Imagine if trans characters in the movies weren’t all serial killers or the punch line to a joke. Would I have come out sooner? What if trans people could be the “bearer of the look” (Mulvey, 1975) rather than the “object of the gaze”? Would this inspire trans people to become a part of a creative and cathartic process of storytelling?
Recent contributions to the scholarly research are starting to look past the male gaze and to an understanding of media representations informed by trans people (Ryan J.

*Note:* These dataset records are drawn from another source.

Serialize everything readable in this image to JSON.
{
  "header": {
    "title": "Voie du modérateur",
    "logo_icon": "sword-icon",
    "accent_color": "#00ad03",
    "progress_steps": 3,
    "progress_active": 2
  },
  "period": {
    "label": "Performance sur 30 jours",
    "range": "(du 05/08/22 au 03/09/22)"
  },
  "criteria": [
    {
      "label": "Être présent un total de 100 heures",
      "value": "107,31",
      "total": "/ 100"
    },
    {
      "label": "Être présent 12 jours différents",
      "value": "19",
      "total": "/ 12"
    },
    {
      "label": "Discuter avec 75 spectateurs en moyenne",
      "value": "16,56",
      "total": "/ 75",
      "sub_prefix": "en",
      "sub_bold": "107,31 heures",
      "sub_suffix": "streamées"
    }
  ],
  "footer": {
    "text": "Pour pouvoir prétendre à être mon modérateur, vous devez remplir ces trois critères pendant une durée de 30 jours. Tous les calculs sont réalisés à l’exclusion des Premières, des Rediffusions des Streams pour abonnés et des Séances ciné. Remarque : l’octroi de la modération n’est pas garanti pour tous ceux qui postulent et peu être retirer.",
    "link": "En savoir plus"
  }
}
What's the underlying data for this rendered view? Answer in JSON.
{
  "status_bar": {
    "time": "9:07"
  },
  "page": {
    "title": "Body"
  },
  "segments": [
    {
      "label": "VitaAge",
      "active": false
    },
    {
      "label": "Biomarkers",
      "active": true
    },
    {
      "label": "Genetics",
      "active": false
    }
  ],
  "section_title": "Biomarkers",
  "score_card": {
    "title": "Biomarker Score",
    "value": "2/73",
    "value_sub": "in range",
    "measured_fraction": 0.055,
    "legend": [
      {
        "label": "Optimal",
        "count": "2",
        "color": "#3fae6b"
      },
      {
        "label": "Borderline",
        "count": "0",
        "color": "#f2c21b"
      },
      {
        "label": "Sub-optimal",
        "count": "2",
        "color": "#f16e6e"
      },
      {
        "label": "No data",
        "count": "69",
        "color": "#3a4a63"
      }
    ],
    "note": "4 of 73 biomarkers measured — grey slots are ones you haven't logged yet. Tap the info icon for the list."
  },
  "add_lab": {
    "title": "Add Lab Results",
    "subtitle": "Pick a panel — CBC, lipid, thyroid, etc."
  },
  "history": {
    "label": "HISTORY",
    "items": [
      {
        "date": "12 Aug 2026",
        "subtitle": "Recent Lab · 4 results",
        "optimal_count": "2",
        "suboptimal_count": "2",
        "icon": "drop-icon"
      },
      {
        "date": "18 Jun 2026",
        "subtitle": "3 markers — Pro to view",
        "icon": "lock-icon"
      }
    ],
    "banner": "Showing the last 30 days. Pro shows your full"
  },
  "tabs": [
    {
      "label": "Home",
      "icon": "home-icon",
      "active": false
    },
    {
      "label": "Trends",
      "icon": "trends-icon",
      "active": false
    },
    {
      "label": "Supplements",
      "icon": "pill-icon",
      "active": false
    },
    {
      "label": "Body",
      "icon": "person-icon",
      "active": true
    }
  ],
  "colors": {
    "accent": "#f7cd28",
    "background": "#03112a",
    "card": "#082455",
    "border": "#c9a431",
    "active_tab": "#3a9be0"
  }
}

R., 2009; Leung, Keywords: FILM, 2014), but much of the academic work available on trans moving images is not current and does not reflect the social and cultural human rights shifts taking place. This is not to disregard the incredible amount of pop culture discussion of trans moving images that are also valid and ongoing in both trans and cis gender blogs, forums, and online magazines. These passionate voices need to be heard as well and - as such - I have sourced quite a number of respected trans blog writers in my
Much of the available scholarly literature (at the time of this research) on trans moving images is confined to defining gender and sexuality through the lens of psychoanalytic theory (Halberstam, 2005). While Freudian and Lacanian theory provides the foundation for the better part of film theory, it has succeeded only in reproducing problematic concepts of a gender binary where subversion of this binary leads to either laugher (at the expense of the character) or death (of the character) (Phillips, 2006, pp. 3, 19, 21). If voyeuristic visual pleasure is derived from objectifying the cinematic object (according to Freud) and narcissistic visual pleasure is obtained through selfidentification with that same object (according to Lacan) (Smelik, 1999), can it not be said that film theory acts as a gatekeeper to trans moving images much in the way that psychoanalysis acts as a gatekeeper towards trans peoples’ access to health care? The theory used in this discourse determines the spectator and thereby distances itself from the actual lived experience of trans people. In other words, it could be argued that film theory pathologizes trans folk much in the way that the medical community does. As a trans woman, I feel alienated by film theory’s use of psychoanalysis.